Having diarrhea and fever is also associated with anemia in this study. Present diarrhea, current fever, and a history of diarrhea in the past seven days were all linked to an elevated risk of anemia in an Indonesian study [53]. Although the origin of fever is unknown, a fall in hemoglobin content may be connected to a probable illness that compromises immunity [54]. Moreover, in diarrhea, loss of nutrition can lead to low iron concentration, which ultimately results in anemia [55].

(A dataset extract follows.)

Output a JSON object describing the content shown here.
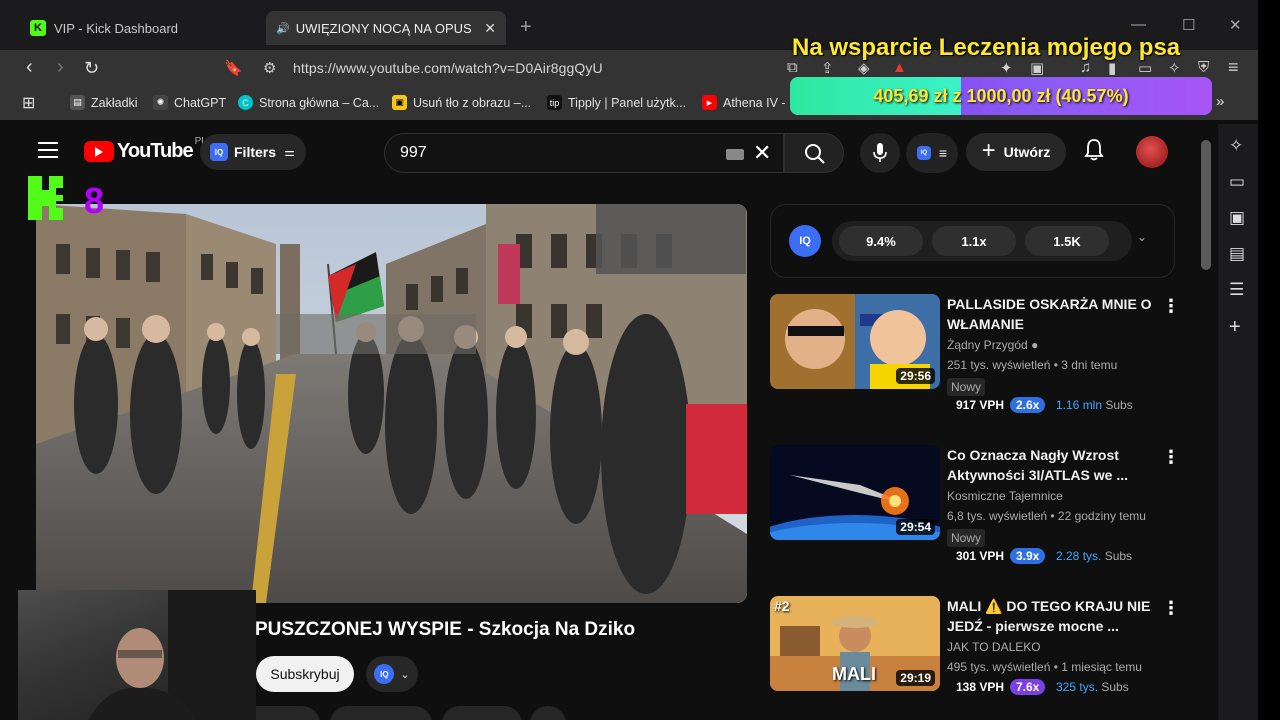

The potential strength of our study is the use of all available data (NDHS 2006 to 2016); this enables us to have a large sample size. In addition, geospatial analysis allows us to gain a better insight to locate the high- and low-hotspot areas of anemia across the country. Likewise, this study fills gaps in the knowledge relating to social determinants of childhood anemia in Nepal. Despite its strength, these findings should be interpreted considering its limitations. Some of the independent variables such as birth size, weight, fever, and diarrhea are taken subjectively, which might lead to recall bias. In addition, as this is a self-report survey and uses the census method, census bias and information bias cannot be inevitable. Similarly, our study uses a HemoCue device for measurement of anemia, which has had some technical changes over the years for improving the precision of measurement, thus limiting accurate comparability over the years.

5. Conclusions

This study shows the prevalence of anemia among children in Nepal in different DHS survey years from 2006 to 2016 where the national average prevalence rate is around 50 percent (48.9% in 2006 and 46.4% in 2011 and 52.2% in 2016). Spatial analysis reveals the nonrandom distribution with statistically significant hotspots and coldspots in different parts of the county. Several factors including mother’s age, mother’s educational level, socioeconomic status of household, number of under-5 children, household size, birth weight, underweight, stunting, diarrhea, and fever were found associated with anemia. Findings of this study could be useful in the formulation strategies related with childhood anemia in Nepal. The government intervention strategies should be spatially explicit and more resources should be allocated in the hotspots explored in this study as present strategies seem to be inadequate, to lower the prevalence and underlining cause of anemia. Further, the disparity of results, seen across the different time periods in different regions in this study, suggest the need of further studies to be conducted in this area.